I also feel more at ease about leaving plans behind, because I know I can count on Stephen to follow through. For example, Cody sometimes gets into a rut of wanting the same thing for lunch every day. Lately it has been tomato soup. So, I’m going to start incorporating simple but fun recipes for them to make for snacks and lunches. Today I’m going to have them make snack cracker sandwiches. With Stephen’s help, Cody will be responsible for following the directions and completing the recipe to make lunch for the two of them.

I can also feel more at ease that Cody will be fine with other changes I wish to incorporate into his plan. Learning where cities are on a map will be one of them. With Stephen’s help he will locate certain cities and their states.

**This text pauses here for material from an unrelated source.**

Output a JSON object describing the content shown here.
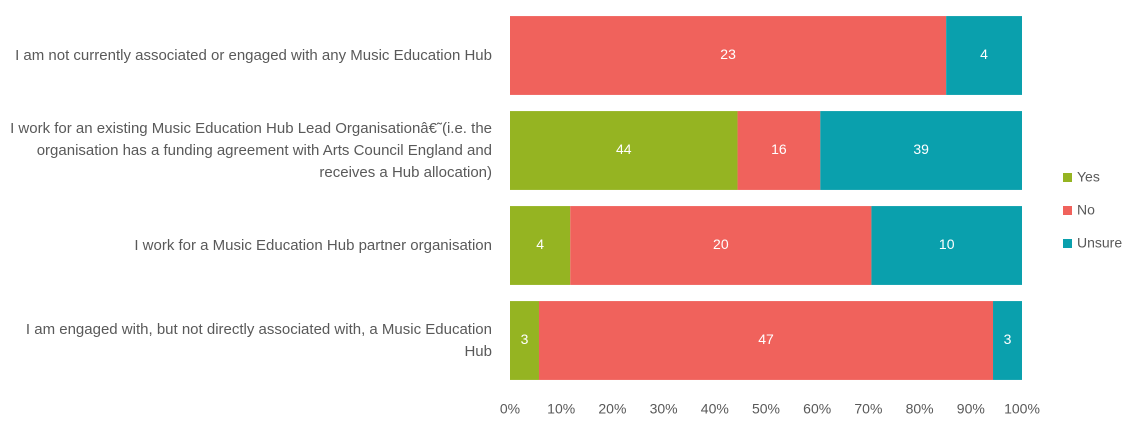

As time goes on perhaps he can learn more about what kind of life that city has to offer.

Cody has also not been interested in much physical activity since Stephen left. Now, that will no longer be the case. As I write this, Cody and Stephen are off to play basketball at the recreation center nearby. The weather outside is getting cooler so it will be nice for them to take walks out in the fresh air again. Maybe Stephen can even get Cody to work on developing his gross motor skills and hand-eye coordination by playing catch with a ball and glove or by tossing the football around.

I know these things will be an adjustment for Cody because even though he has worked with Stephen before, this is a change. But it will be fine because there is a level of trust with Stephen that allows him to feel at ease making those changes. Then maybe he will realize even change can be comfortable.